3 July (EIRNS) City of London mouthpiece Ambrose Evans-Pritchard writes that the latest International Monetary Fund report on Greece admits that the bailout policy is a failure and unsustainable. In his regular Daily Telegraph column, Evans-Pritchard argues that when the IMF forecasts that Greece’s public debt will reach 176% of GDP this year, it is “obviously preposterous” for it to be reduced to 124% by 2020 as the plan forecasts, since Greek economy is in free-fall. The entire policy is a violation of the IMF’s own rules and was only acceded to in order to save the euro, not the Greek economy, he writes. Pointing out that German Chancellor Angela Merkel continues to insist there can be no second package of debt relief this year only because of next month’s German elections, nonetheless after the elections the decision for another bailout package or a haircut will be pushed into 2014.

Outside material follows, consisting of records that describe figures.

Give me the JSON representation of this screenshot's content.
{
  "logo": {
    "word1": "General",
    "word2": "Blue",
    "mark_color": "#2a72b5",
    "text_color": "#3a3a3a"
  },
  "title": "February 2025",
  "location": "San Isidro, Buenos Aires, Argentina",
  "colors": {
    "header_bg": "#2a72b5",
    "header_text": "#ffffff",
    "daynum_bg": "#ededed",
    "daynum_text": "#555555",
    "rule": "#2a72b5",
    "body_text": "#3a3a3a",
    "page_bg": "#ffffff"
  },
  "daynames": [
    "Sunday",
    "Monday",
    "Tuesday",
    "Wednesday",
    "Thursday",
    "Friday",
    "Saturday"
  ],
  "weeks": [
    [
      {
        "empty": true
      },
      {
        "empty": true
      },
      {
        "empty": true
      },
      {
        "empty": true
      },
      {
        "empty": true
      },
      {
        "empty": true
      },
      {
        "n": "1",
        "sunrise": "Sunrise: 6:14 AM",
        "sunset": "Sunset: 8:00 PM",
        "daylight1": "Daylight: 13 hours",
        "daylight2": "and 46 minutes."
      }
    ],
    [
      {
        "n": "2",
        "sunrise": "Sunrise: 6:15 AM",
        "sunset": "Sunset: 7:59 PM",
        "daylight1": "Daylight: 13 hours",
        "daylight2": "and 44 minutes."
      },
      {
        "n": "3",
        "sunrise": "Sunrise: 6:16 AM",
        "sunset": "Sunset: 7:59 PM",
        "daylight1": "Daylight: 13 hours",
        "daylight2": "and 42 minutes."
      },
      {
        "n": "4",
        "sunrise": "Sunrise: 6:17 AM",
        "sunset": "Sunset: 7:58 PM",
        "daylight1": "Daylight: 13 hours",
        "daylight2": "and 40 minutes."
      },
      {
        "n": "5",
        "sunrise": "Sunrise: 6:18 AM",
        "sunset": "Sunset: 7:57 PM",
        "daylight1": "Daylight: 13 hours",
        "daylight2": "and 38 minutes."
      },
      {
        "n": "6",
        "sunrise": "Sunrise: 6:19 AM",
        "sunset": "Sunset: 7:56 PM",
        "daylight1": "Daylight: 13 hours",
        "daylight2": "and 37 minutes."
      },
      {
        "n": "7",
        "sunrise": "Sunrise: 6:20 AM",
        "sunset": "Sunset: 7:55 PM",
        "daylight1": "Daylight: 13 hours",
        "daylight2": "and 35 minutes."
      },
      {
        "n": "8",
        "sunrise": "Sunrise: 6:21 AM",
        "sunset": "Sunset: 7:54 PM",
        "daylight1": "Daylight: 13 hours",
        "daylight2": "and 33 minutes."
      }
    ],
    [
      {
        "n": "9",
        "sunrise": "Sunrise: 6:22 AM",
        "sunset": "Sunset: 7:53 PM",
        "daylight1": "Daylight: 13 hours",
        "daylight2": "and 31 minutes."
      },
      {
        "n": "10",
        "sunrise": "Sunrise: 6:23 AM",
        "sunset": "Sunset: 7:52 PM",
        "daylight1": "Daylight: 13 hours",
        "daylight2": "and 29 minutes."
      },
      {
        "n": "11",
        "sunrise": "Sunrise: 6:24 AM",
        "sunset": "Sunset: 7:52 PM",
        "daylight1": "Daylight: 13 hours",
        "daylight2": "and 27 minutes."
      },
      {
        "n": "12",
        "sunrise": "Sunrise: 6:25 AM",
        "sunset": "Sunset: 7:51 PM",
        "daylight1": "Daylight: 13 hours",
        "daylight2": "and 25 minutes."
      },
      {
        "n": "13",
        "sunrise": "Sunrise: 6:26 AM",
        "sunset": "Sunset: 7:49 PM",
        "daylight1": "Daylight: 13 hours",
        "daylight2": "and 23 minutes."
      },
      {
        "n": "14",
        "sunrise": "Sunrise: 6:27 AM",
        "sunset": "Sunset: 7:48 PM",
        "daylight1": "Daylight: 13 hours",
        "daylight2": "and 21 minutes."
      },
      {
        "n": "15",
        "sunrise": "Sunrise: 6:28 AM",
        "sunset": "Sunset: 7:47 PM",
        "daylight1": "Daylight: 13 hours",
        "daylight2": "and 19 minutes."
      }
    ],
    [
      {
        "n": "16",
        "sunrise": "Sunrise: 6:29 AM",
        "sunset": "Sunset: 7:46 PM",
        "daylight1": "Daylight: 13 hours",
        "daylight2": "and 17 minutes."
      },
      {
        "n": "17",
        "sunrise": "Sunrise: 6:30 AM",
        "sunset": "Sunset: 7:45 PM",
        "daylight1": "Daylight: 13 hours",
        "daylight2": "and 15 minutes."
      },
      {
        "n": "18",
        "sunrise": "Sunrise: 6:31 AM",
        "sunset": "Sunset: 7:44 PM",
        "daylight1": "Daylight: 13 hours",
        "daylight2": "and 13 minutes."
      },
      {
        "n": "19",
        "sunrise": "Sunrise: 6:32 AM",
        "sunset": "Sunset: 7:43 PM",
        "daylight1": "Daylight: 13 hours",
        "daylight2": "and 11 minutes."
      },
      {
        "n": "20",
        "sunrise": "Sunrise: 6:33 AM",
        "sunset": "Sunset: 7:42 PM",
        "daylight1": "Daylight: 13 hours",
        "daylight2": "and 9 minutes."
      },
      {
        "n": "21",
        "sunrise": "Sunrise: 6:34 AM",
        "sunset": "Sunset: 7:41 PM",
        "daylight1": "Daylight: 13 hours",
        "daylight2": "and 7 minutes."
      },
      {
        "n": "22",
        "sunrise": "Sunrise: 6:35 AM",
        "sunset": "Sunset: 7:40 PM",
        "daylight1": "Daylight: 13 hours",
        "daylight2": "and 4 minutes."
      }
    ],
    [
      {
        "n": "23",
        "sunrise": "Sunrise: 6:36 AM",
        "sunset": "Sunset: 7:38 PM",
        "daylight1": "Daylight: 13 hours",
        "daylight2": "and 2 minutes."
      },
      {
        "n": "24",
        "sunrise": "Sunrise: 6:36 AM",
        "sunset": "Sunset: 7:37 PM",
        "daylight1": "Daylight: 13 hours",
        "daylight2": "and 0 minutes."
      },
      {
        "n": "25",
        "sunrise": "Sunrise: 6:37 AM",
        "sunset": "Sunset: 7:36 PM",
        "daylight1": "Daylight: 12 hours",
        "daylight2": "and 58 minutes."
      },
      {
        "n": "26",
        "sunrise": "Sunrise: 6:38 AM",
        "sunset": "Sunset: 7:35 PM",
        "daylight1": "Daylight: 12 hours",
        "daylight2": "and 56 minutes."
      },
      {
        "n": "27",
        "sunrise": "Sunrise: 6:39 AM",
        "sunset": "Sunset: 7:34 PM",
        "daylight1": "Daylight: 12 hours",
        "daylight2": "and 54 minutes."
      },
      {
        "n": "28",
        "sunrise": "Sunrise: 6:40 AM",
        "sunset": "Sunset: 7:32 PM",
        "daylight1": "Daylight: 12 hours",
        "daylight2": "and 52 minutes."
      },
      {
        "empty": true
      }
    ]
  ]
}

Evans-Pritchard warns that the Greek catastrophe will not go away, and that a breaking point will be reached in which anything could happen in Greece that would blow back on the entire Eurozone. He cites a recent article on Greece by James Galbraith, who wrote that in Greece “you’re not far away from having a confrontation that will lead to a real, let’s say, breaking point.”
To which Evans-Pritchard adds, “Nothing whatsoever has been resolved, either in Greece, or in Portugal, or in Cyprus, or in Spain, or in Italy. Nor will there be, under the current contractionary policy structure. There is no Deus ex machina.
“These nations will remain trapped in slump and mass unemployment until they take matters into their own hands, form a debtors’ cartel, confront head-on the gunboat creditors from a position of strength, and dictate the outcome. But first they have to defenestrate out their own cowed elites.”